The Cowboy and Sooner state took another significant step in improving its criminal justice system this session with the passage of House Bill 2490. The bill, sponsored by Rep. Brian Hill and Sen. Julie Daniels, creates a review process for people serving sentences on community supervision, incentivizing work, education, and good behavior.

After serving four or five years of their sentence on supervision, the offender can request to have their sentence reviewed by a judge. The judge can terminate the sentence if the defendant has not committed any new offenses and followed all the terms of their supervision – like addiction treatment. Only those who have completed education, or maintained steady employment are eligible for review after 4 years.

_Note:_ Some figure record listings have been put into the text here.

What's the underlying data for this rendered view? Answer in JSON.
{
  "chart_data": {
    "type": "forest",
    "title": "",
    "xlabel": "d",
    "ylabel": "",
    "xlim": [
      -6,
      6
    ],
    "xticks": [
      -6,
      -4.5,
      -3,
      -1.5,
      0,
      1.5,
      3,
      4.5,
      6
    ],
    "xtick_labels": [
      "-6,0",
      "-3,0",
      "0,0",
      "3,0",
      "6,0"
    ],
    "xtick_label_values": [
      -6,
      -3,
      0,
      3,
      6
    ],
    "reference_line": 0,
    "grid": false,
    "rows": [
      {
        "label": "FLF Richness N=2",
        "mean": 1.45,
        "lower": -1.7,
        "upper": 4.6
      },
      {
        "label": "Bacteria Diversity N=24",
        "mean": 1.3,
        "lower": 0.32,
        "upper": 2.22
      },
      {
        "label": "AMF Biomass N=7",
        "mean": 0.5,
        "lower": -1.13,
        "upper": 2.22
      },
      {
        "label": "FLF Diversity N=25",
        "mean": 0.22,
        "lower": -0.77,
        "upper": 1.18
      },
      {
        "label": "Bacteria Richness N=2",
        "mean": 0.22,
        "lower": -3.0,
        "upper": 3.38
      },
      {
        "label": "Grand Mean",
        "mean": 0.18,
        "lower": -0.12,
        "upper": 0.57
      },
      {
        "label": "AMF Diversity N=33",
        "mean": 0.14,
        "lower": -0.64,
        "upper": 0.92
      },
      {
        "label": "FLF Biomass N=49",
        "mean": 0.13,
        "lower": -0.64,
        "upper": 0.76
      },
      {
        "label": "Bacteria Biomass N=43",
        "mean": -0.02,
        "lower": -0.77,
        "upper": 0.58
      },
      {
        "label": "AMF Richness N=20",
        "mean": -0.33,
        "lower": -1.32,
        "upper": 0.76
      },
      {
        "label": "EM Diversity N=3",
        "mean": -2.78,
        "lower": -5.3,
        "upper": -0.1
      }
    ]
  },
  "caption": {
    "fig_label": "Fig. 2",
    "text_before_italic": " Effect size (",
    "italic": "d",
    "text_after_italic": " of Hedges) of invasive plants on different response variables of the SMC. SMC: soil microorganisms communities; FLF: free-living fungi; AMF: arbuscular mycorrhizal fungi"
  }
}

Further, the prosecutor can object and prevent the hearing. Nobody who committed a serious offense that requires more than 85% the sentence to be served is eligible – domestic violence and sex offences are also disqualifying.

Only offenders who are low enough risk to already be in the community, and put in the hard work to earn their second chance, can have their sentence modified. No opportunity is given away, but staying crime-free and working are incentivized. A good job is a key factor in reducing recidivism, lowering crime.

HB 2490 is a conservative bill that will return people to the workforce and boost public safety. Oklahomans should be thrilled this legislation passed this session, along with other conservative wins like universal school choice, thanks to the leadership of Gov. Stitt and the hard work of legislators.